Heather (Bobbi Salcör Menuez) seems to be quite the outcast in her small town, which is currently covered in snow. She works at the local skating rink, where she maintains it, but that is not the only reason she goes there. She is also an aspiring goalie who spends her time training with her father, Henry (Stephen McHattie), and her two younger brothers. You could say that the rink is the center of her life, so it’s no surprise that she meets someone she wants to get to know there. That someone is Jonny (Amandla Stenberg). Soon, short conversations at the rink turn into hanging out with each other and Jonny’s friends. Heather doesn’t just want to be friends; she is attracted to Jonny. It just takes the right moment to let him know. That, though, is not the only secret Heather is keeping from Jonny, as she is someone you don’t want to be around by the light of the full moon. Henry and his wife Patti (Heidi von Palleske), have done their best to protect Heather, even going as far as locking her up on those full moon nights. You can only protect your kids for so long, and with emotions running a little high, things get a little hairy.

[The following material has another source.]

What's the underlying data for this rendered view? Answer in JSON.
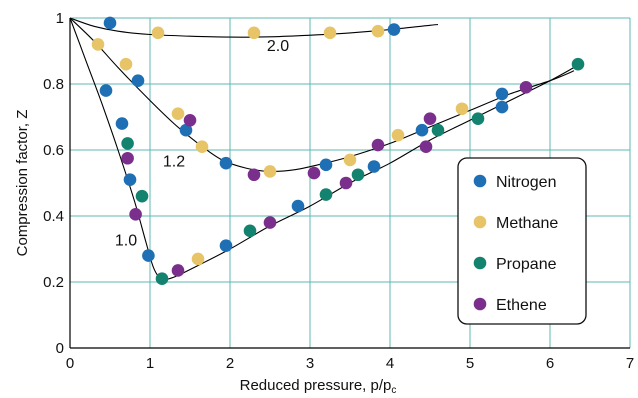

Written by Jae Matthews, My Animal is not so much about the words that are written but more about the look and sound of the film. This is a story about identity as Heather is dealing with everyone around her unwilling to accept her for who she is. The script, though, has limitations, and because of that, the characters, including Heather, never shine their brightest. Where My Animal is at its best is in its visuals and soundtrack, both of which seduce you into its world. The synthpop soundtrack by Augustus Muller is hypnotizing and, for me, really sets the mood while watching. When you add the cinematography by Bryn McCashin, who fills the screen with the color red, the atmosphere definitely sets right tone.
My Animal is not the kind of werewolf movie that is filled with violence and action; in fact, it is quite the opposite. The film focuses on heartbreak, and it is anchored by a good performance by Menuez, even if it is held back somewhat by the script’s lack of bite. Where the story might make you recoil a little, the atmospheric vibes courtesy of the music and overall vibes bring you back in. There is a true effort on the part of the filmmakers in My Animal, and while it has its snags, I still very much want to see what Castel does next.